Special Needs Trustee Selection

Nicholas Stratton
December 29, 2022

Trusts set up for loved ones with disabilities are typically supervised by the grantor (the individual who creates and funds the trust). However, it is crucial to choose a successor trustee who will continue properly managing the SNT to benefit the individual with special needs. When selecting a reliable, honest, and capable successor trustee, there is much to consider since trusts often operate on the honor system unless there are egregious circumstances that the courts must address.

The Role of  a Special Needs Trustee

  • Appropriate trust property investment
  • Accounting and bookkeeping of trust activities
  • Communication among trust beneficiaries
  • Tax filing for the trust
  • Proper distribution of trust assets to the beneficiary while considering current and future needs
  • Understanding and staying current as to the needs and welfare of the trust beneficiary
  • Ensuring the beneficiary retains eligibility for public benefits programs
  • Reporting to the agencies who administer benefits programs
  • Working in partnership with family members, guardians, social workers, teachers, and others who provide support for the trust beneficiary
  • Management and distribution of trust property after the trust’s termination or the beneficiary’s death

How to Select the Right Trustee

Because of these demands, identifying a trustee willing to serve can be challenging, particularly because an ideal successor trustee’s life expectancy should extend beyond the beneficiary’s life expectancy. If your ideal trustee is not in the right age group, the trust document can give authority to the trustee or the trust protector to appoint a successor. Many families opt to hire a professional trustee through a bank, trust company, or attorney group as they are well-versed in handling the responsibilities of a special needs trust. A family member may remain a co-trustee to the SNT. Yet, some professional groups will only handle larger trusts.

Pooled Trusts

A more modestly funded SNT trust can become part of a special needs pooled trust run by nonprofit groups to efficiently and expertly administer a master special needs trust on behalf of multiple individual beneficiaries with disabilities. A special needs pooled trust has positive and negative attributes. It may reduce administrative fees and increase investment funds creating access to more wealth-creation opportunities. However, a pooled trust is generally inflexible and limits the ability to own real estate or other non-traditional investments. The SNT pooled trust may act as a trustee or co-trustee. A special needs planning attorney can assess your situation and the needs of your loved one to determine if this trust type is the right choice.
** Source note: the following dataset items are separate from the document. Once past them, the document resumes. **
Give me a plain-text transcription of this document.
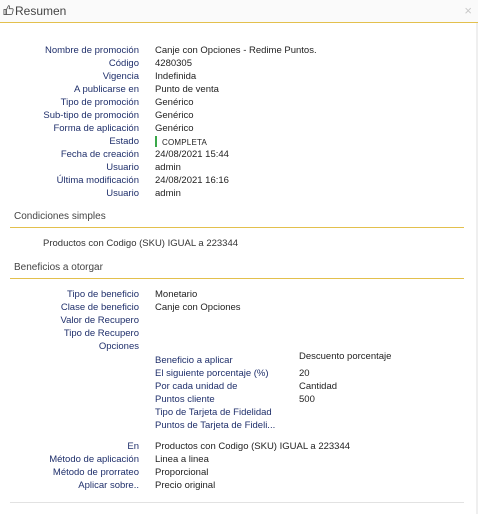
Resumen	×
Nombre de promoción Canje con Opciones - Redime Puntos.
Código 4280305
Vigencia Indefinida
A publicarse en Punto de venta
Tipo de promoción Genérico
Sub-tipo de promoción Genérico
Forma de aplicación Genérico
Estado	COMPLETA
Fecha de creación 24/08/2021 15:44
Usuario admin
Última modificación 24/08/2021 16:16
Usuario admin
Condiciones simples
Productos con Codigo (SKU) IGUAL a 223344
Beneficios a otorgar
Tipo de beneficio Monetario
Clase de beneficio Canje con Opciones
Valor de Recupero
Tipo de Recupero
Opciones
Beneficio a aplicar	Descuento porcentaje
El siguiente porcentaje (%)	20
Por cada unidad de	Cantidad
Puntos cliente	500
Tipo de Tarjeta de Fidelidad
Puntos de Tarjeta de Fideli...
En Productos con Codigo (SKU) IGUAL a 223344
Método de aplicación Linea a linea
Método de prorrateo Proporcional
Aplicar sobre.. Precio original
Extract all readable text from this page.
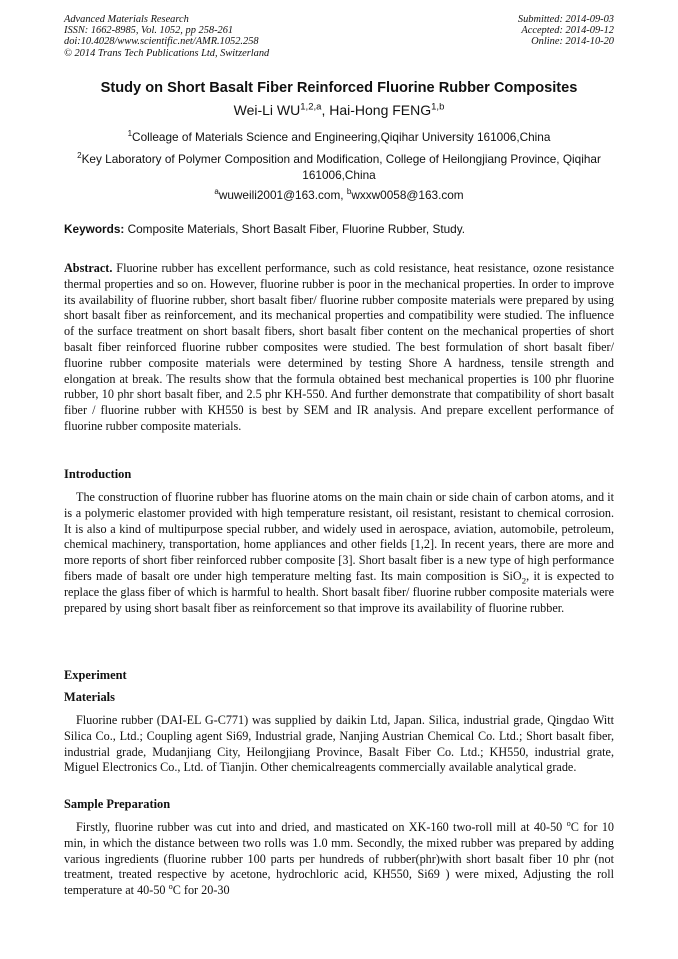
Advanced Materials Research
ISSN: 1662-8985, Vol. 1052, pp 258-261
doi:10.4028/www.scientific.net/AMR.1052.258
© 2014 Trans Tech Publications Ltd, Switzerland
Submitted: 2014-09-03
Accepted: 2014-09-12
Online: 2014-10-20
Study on Short Basalt Fiber Reinforced Fluorine Rubber Composites
Wei-Li WU$^{1,2,a}$, Hai-Hong FENG$^{1,b}$
$^1$Colleage of Materials Science and Engineering,Qiqihar University 161006,China
$^2$Key Laboratory of Polymer Composition and Modification, College of Heilongjiang Province, Qiqihar 161006,China
$^a$wuweili2001@163.com, $^b$wxxw0058@163.com
Keywords: Composite Materials, Short Basalt Fiber, Fluorine Rubber, Study.
Abstract. Fluorine rubber has excellent performance, such as cold resistance, heat resistance, ozone resistance thermal properties and so on. However, fluorine rubber is poor in the mechanical properties. In order to improve its availability of fluorine rubber, short basalt fiber/ fluorine rubber composite materials were prepared by using short basalt fiber as reinforcement, and its mechanical properties and compatibility were studied. The influence of the surface treatment on short basalt fibers, short basalt fiber content on the mechanical properties of short basalt fiber reinforced fluorine rubber composites were studied. The best formulation of short basalt fiber/ fluorine rubber composite materials were determined by testing Shore A hardness, tensile strength and elongation at break. The results show that the formula obtained best mechanical properties is 100 phr fluorine rubber, 10 phr short basalt fiber, and 2.5 phr KH-550. And further demonstrate that compatibility of short basalt fiber / fluorine rubber with KH550 is best by SEM and IR analysis. And prepare excellent performance of fluorine rubber composite materials.
Introduction
The construction of fluorine rubber has fluorine atoms on the main chain or side chain of carbon atoms, and it is a polymeric elastomer provided with high temperature resistant, oil resistant, resistant to chemical corrosion. It is also a kind of multipurpose special rubber, and widely used in aerospace, aviation, automobile, petroleum, chemical machinery, transportation, home appliances and other fields [1,2]. In recent years, there are more and more reports of short fiber reinforced rubber composite [3]. Short basalt fiber is a new type of high performance fibers made of basalt ore under high temperature melting fast. Its main composition is SiO$_2$, it is expected to replace the glass fiber of which is harmful to health. Short basalt fiber/ fluorine rubber composite materials were prepared by using short basalt fiber as reinforcement so that improve its availability of fluorine rubber.
Experiment
Materials
Fluorine rubber (DAI-EL G-C771) was supplied by daikin Ltd, Japan. Silica, industrial grade, Qingdao Witt Silica Co., Ltd.; Coupling agent Si69, Industrial grade, Nanjing Austrian Chemical Co. Ltd.; Short basalt fiber, industrial grade, Mudanjiang City, Heilongjiang Province, Basalt Fiber Co. Ltd.; KH550, industrial grate, Miguel Electronics Co., Ltd. of Tianjin. Other chemicalreagents commercially available analytical grade.
Sample Preparation
Firstly, fluorine rubber was cut into and dried, and masticated on XK-160 two-roll mill at 40-50 $^o$C for 10 min, in which the distance between two rolls was 1.0 mm. Secondly, the mixed rubber was prepared by adding various ingredients (fluorine rubber 100 parts per hundreds of rubber(phr)with short basalt fiber 10 phr (not treatment, treated respective by acetone, hydrochloric acid, KH550, Si69 ) were mixed, Adjusting the roll temperature at 40-50 $^o$C for 20-30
Bring Your Questions to a Special Needs Attorney

If you identify someone you believe is willing and capable of becoming an SNT trustee, there are talking points to address. First and foremost, the proposed successor trustee needs to read and understand the trust document. Appreciating the full scope of the trust’s assets and responsibilities regarding its management and beneficiary’s needs may be more daunting than the potential trustee realized. A special needs attorney can address specific questions and potentially amend certain trust sections if all agree. The grantor must outline specific duties if there are co-trustees. For instance, a bank or trust company will likely take charge of investments, tax, and accounting issues, while another trustee will spend time managing the beneficiary’s personal needs.

If there is one successor trustee, they may seek professional consulting assistance or speak to a special needs planning attorney to successfully manage the trust and achieve the grantor’s goals. The SNT should pay for any advisor or attorney related to the trust. The trust should state that a single successor trustee is not liable unless there is gross negligence or an intentional violation of their responsibilities. Because professional trustees tend to be held to higher standards than a family member trustee, liability issues are generally less problematic with a professional co-trustee.

Seeking Additional Support and Guidance

A special needs beneficiary typically has a large support group, including a guardian, family members, counselors, teachers, and more. In addition to the specific responsibilities of a trustee, the select successor must frequently contact these support groups to understand the beneficiary’s changing conditions and needs. The beneficiary’s daily routines, the particular services they receive, and how they are paid give much-needed information to the trustee, who can tailor the benefits management based on this data.

Serving as a trustee to a special needs trust requires compassion, competence, hard work, and a willingness to dedicate much personal time. Even with many demanding tasks, family members and friends often serve as trustees without compensation. However, if the duties are especially formidable, compensation may be appropriate and incentivize a potential trustee to accept the role. A special needs planning attorney can help you structure the SNT to address compensation issues for a non-professional trustee. Professional trustees have varying billing rates to take into account.

Above all, the most important consideration when choosing a special needs trustee is to find a candidate who will act honestly. An honest trustee will fulfill their legal obligations and act in the beneficiary’s best interests to the best of their ability. The code of good faith conduct inherent to the trustee will have them seek additional help should the job become overwhelming or out of the scope of their experience or expertise. There is no way to manage the future, only systems to put in place and competent people assigned to manage the process. Working with a special needs planning attorney to structure a special needs trust and identify the right trustee(s) will provide the most advantageous circumstances for a loved one’s future well-being.